Dad laughs—a real, full laugh that surprises everyone in the room except me, because I know what Beth does to people. She disarms them. Not with charm or performance, but with the blunt, unpolished honesty of a woman who doesn’t know how to be anything other than herself.
Leo catches my eye from across the room and raises his wine glass slightly.
A silent told you so. He’s been telling me for weeks my parents would love her.
I believed him. But believing it and watching it happen are different things, and watching it happen is making my chest so tight I excuse myself to check on the chicken.
Dinner is loud.
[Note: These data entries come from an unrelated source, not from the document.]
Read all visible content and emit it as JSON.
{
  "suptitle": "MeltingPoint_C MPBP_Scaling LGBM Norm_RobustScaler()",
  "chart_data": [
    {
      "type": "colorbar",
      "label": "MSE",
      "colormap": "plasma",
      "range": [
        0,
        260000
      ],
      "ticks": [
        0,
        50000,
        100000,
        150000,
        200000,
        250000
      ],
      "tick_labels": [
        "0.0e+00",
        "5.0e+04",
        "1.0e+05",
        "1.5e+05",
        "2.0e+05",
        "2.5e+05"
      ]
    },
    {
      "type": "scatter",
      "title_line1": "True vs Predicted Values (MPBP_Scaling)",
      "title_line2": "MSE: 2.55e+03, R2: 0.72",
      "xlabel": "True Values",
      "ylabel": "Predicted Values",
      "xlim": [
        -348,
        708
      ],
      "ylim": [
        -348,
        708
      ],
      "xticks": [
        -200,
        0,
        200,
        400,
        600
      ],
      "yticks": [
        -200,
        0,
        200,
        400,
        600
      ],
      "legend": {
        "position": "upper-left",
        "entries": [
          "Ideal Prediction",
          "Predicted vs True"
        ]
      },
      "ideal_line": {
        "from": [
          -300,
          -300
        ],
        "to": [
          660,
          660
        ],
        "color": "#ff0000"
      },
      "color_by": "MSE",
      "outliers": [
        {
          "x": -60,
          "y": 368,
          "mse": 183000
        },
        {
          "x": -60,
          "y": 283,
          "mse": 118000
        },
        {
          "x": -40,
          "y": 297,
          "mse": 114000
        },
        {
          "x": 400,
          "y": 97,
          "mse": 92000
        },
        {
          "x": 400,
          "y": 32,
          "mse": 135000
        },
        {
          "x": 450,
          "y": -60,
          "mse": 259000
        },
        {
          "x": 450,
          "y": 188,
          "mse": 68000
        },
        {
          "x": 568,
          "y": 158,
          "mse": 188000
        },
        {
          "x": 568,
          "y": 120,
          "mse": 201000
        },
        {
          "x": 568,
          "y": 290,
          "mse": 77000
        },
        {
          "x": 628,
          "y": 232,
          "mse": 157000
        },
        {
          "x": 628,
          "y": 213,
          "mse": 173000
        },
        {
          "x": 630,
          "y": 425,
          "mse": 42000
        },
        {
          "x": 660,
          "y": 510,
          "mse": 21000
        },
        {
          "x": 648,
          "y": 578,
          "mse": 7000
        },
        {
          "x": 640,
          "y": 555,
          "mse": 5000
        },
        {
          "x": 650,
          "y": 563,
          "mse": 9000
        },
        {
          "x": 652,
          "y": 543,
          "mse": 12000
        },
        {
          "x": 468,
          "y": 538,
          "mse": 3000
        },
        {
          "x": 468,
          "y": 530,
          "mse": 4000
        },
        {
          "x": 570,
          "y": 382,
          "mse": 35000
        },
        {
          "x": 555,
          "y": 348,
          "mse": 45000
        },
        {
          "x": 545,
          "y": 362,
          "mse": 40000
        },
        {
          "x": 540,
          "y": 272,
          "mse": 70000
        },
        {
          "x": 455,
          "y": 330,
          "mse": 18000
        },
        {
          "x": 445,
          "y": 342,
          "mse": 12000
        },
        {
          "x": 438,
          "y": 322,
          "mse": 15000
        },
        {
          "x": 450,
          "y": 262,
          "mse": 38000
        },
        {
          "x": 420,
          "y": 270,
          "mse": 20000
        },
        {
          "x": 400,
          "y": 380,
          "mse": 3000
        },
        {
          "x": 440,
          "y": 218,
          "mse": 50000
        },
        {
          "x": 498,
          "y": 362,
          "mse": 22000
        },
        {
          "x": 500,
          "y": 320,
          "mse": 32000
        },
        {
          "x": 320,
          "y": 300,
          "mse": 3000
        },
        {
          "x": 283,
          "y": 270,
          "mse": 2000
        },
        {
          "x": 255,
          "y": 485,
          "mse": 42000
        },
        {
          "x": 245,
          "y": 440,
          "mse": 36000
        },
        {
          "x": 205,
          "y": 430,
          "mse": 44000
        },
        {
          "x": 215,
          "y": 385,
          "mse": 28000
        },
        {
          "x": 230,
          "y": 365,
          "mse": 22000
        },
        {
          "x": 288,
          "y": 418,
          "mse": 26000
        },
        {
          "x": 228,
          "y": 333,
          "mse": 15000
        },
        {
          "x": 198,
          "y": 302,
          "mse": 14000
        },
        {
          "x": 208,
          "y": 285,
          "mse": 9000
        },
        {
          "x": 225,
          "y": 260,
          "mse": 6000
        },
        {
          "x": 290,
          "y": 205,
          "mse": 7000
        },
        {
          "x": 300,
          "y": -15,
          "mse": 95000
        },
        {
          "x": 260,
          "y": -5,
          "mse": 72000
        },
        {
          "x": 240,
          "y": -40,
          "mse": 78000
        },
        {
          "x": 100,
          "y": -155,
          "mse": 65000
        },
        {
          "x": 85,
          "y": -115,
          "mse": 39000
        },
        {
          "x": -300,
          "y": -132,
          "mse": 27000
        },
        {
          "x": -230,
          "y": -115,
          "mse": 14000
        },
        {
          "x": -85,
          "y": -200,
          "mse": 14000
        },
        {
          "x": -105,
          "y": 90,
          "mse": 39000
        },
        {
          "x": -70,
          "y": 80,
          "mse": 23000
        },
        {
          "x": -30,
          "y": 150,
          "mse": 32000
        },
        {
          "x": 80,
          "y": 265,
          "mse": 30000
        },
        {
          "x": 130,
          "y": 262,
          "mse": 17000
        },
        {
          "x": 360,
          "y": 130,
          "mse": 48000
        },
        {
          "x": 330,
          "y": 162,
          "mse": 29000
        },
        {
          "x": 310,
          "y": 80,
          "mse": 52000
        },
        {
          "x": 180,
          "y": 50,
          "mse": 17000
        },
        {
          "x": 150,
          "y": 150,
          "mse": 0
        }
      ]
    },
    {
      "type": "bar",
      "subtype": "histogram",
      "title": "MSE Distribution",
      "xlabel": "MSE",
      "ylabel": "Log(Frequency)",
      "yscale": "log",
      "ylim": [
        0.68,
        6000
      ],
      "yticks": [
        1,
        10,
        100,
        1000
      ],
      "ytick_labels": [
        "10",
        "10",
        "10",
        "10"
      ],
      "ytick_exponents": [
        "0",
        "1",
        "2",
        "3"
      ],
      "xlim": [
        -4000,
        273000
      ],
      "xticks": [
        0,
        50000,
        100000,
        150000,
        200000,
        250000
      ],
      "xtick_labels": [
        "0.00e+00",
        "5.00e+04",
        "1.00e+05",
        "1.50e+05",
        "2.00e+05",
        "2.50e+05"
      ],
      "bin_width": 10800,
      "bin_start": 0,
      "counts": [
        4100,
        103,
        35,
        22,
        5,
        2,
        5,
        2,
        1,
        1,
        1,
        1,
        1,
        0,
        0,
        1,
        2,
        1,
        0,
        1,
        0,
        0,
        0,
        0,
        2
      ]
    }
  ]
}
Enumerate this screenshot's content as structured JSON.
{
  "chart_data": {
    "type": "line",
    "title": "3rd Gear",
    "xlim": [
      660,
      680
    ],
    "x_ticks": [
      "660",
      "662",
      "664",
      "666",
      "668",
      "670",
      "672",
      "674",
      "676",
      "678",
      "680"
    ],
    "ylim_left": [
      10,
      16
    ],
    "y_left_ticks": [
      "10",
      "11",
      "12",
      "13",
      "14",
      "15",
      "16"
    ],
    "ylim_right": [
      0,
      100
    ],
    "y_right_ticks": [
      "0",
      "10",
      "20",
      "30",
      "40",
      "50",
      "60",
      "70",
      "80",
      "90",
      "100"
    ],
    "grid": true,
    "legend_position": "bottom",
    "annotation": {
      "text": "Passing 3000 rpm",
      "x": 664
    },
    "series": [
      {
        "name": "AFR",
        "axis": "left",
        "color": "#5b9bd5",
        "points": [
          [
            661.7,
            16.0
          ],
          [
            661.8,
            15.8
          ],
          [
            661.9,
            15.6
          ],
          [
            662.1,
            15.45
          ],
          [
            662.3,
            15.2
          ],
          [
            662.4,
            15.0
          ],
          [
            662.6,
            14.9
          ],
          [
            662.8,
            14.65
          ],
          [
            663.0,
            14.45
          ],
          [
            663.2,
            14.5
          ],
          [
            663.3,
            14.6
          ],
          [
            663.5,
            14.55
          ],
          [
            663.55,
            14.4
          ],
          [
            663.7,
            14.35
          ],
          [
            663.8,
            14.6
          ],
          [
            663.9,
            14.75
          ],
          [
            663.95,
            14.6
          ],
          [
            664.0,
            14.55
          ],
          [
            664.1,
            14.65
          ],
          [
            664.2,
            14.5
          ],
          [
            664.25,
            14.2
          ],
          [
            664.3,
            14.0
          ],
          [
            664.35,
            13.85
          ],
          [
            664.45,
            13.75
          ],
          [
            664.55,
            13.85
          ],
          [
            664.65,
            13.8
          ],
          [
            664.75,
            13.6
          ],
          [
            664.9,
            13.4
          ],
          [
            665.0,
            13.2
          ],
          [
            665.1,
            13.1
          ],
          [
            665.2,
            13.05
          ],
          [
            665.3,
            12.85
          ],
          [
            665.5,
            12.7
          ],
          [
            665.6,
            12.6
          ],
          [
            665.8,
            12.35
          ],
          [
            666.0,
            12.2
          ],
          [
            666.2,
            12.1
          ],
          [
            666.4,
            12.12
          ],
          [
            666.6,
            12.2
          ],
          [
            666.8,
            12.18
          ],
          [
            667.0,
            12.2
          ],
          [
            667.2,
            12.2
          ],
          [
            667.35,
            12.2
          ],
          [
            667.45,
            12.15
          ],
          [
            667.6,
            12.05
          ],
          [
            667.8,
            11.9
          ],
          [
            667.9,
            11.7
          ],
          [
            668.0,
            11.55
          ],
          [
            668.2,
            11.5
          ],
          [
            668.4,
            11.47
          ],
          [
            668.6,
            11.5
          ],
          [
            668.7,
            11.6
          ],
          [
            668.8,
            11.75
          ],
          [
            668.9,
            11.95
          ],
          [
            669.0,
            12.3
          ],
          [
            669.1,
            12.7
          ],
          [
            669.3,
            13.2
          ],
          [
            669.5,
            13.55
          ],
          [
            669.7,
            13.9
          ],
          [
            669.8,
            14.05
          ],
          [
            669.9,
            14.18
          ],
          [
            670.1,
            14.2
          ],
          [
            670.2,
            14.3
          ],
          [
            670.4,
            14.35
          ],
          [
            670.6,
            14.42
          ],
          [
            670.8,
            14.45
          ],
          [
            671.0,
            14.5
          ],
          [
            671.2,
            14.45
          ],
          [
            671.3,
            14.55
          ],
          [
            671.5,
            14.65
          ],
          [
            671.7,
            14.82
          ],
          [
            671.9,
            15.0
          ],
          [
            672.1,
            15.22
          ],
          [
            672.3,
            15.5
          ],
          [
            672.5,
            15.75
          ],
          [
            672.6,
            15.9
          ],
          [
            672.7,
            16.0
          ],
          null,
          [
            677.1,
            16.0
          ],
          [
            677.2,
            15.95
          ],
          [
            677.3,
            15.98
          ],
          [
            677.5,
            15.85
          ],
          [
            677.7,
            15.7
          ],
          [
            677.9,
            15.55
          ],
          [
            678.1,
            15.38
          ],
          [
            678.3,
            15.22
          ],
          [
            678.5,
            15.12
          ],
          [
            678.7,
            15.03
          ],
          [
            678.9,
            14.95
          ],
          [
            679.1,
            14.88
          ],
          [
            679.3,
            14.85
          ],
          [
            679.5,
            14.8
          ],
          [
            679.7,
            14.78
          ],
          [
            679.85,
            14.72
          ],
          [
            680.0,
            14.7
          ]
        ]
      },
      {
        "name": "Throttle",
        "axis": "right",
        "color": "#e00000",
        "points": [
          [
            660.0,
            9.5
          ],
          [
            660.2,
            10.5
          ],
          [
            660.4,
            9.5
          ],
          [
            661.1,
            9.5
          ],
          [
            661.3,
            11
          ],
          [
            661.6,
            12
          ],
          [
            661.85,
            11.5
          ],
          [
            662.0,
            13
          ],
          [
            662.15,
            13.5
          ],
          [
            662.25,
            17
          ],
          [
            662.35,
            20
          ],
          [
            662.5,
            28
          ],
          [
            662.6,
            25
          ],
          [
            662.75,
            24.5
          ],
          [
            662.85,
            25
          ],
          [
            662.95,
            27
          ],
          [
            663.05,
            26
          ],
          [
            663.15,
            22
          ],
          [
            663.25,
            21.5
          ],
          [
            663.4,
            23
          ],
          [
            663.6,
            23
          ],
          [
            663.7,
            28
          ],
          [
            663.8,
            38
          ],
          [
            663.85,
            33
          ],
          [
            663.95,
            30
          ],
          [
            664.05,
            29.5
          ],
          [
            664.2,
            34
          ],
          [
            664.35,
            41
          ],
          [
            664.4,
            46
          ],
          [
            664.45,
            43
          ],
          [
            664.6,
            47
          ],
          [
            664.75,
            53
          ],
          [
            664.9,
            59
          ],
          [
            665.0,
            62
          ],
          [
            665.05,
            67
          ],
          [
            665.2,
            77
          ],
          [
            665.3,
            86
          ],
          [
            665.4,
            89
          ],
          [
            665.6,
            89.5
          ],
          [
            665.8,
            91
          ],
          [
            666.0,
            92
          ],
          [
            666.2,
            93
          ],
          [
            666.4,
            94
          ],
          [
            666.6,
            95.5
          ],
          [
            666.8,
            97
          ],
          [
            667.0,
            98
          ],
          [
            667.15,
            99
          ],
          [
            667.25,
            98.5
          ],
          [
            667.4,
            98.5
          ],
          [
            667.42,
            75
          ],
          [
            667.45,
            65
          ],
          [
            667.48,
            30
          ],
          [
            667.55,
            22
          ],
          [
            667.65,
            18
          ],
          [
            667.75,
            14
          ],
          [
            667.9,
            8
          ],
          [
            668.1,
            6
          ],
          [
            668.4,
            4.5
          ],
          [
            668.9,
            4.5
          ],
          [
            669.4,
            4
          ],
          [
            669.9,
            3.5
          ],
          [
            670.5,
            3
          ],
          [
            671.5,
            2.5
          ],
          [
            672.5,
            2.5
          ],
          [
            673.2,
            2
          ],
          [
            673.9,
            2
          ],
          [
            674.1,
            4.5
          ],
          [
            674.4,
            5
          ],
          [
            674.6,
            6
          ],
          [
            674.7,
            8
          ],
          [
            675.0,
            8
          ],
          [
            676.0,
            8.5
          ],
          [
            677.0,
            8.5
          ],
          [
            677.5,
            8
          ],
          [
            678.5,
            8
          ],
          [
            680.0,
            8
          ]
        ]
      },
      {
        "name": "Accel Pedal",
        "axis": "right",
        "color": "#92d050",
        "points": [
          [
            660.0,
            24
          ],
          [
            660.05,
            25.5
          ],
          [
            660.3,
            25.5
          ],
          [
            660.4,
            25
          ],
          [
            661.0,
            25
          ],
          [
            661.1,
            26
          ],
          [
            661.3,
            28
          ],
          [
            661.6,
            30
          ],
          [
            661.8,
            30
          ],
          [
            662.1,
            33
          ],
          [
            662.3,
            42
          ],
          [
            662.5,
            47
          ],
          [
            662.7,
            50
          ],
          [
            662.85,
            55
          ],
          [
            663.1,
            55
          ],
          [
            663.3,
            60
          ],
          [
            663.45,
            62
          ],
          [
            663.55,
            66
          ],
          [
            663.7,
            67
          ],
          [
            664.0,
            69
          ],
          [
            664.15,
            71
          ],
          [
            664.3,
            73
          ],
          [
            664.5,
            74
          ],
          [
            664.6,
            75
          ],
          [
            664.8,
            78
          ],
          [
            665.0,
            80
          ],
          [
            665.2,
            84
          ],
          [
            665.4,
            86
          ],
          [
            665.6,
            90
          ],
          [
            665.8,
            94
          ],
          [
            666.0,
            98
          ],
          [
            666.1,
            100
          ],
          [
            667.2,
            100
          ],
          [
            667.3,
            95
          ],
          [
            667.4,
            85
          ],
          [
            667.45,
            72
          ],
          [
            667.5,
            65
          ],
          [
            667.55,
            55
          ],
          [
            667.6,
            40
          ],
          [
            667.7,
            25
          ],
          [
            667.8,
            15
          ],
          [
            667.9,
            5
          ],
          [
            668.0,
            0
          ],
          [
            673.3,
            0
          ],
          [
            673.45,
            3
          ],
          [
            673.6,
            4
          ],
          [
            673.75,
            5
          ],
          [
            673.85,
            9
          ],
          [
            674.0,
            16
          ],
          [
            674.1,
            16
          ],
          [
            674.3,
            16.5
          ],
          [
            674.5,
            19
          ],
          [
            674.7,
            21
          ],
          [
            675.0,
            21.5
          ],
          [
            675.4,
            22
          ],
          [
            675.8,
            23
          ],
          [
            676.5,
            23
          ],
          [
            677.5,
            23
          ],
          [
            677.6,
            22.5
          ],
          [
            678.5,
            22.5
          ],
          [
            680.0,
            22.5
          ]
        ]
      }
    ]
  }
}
My small family has never been quiet—Mom talks with her hands, Dad interjects with deadpan observations that take people a beat too long to catch, and Leo has come alive in the way he only does around people who feel safe.
Add Neve’s dry wit and Beth’s tendency to start a sentence in one place and end it somewhere entirely different, and the table sounds like a dinner party for twenty rather than six.
Mom tells the story of how she and Dad met—at a bus stop in Mississauga in 1989. He offered her his umbrella, and she told him she didn’t need it and then stood in the rain for twenty minutes to prove her point.
“I married her a year later,” Dad says with hearts in his eyes. “She still won’t share an umbrella.”
“It’s a matter of principle, Robert.”
“It’s a matter of stubbornness, my love.”
Beth is laughing so hard, she has to set down her wine glass, and the sound—open, unguarded, her whole body in it—makes me forget there’s a bureau vote in twenty-eight days, a job offer from Martin in my inbox, and an entire life in Toronto waiting for an answer.
Leo starts the story of how he met my parents, and Beth’s face shifts as she listens.
She knows the broad strokes—Leo lost his mom young, his dad checked out, my family became his.
But hearing him tell it, hearing his voice softens when he talks about my mother teaching him to bake, my father taking him to hockey games, and the Christmas morning he woke up at our house to presents under the tree with his name on them—I can see it landing differently for her.
She’s doing the math. Comparing it to her own parents.
To Tim, who showed up at her job site to tell her she was embarrassing herself, and a mother whose name she rarely mentions and whose approval comes with conditions attached.
Under the table, her hand finds my knee. Just resting there. An anchor.
Hers or mine? I don’t know, and it doesn’t matter.